Los datos de la Asociación Americana del Automóvil (AAA) confirmaron los nuevos récords, mostrando que los precios de la gasolina han superado el máximo anterior de 4,07 dólares establecido durante el conflicto Rusia-Ucrania en 2022. Los precios del diésel han experimentado una subida aún más pronunciada, situándose ahora en 5,65 dólares por galón, más de 60 centavos por encima del pico de 2022. Desde que EE. UU. e Israel comenzaron los ataques militares contra Irán a finales de febrero, los precios de la gasolina han subido más de 1,10 dólares por galón.
El conflicto ha perturbado gravemente los flujos de energía globales, con el Estrecho de Ormuz —un punto de estrangulamiento crítico para casi una quinta parte de los envíos mundiales de petróleo y gas— convirtiéndose en un punto de tensión.
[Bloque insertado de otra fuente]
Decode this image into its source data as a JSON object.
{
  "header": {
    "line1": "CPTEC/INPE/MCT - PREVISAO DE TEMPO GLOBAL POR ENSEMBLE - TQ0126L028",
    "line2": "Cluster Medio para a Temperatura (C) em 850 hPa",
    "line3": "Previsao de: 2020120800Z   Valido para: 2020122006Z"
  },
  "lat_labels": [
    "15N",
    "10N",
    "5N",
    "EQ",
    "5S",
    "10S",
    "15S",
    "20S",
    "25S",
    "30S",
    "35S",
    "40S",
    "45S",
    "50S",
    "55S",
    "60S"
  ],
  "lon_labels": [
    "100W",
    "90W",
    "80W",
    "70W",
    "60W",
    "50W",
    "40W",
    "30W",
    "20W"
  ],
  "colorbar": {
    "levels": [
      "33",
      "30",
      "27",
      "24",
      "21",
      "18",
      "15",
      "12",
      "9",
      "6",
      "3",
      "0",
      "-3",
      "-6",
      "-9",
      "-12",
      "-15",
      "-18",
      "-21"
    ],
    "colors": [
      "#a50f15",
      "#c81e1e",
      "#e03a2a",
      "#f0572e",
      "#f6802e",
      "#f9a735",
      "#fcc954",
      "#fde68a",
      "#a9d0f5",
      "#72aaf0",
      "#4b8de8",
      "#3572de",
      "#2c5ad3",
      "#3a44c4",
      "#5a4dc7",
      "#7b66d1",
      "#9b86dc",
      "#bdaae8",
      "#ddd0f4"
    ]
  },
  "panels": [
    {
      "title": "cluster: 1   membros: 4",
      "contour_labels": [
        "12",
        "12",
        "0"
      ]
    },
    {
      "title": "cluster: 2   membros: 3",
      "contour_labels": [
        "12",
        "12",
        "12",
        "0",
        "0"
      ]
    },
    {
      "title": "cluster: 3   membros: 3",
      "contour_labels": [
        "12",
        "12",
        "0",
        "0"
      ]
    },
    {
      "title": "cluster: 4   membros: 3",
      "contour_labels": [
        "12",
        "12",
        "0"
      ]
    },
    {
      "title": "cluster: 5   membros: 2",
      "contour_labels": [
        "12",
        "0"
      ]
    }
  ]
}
Si bien los precios del crudo Brent, referencia mundial, bajaron ligeramente a alrededor de 98 dólares el barril ante las esperanzas de conversaciones de paz, se mantienen en niveles elevados. El costo sostenido del diésel, combustible principal para el transporte de carga, la agricultura y la producción industrial, está alimentando directamente una inflación más amplia al aumentar los costos de los alimentos y la logística.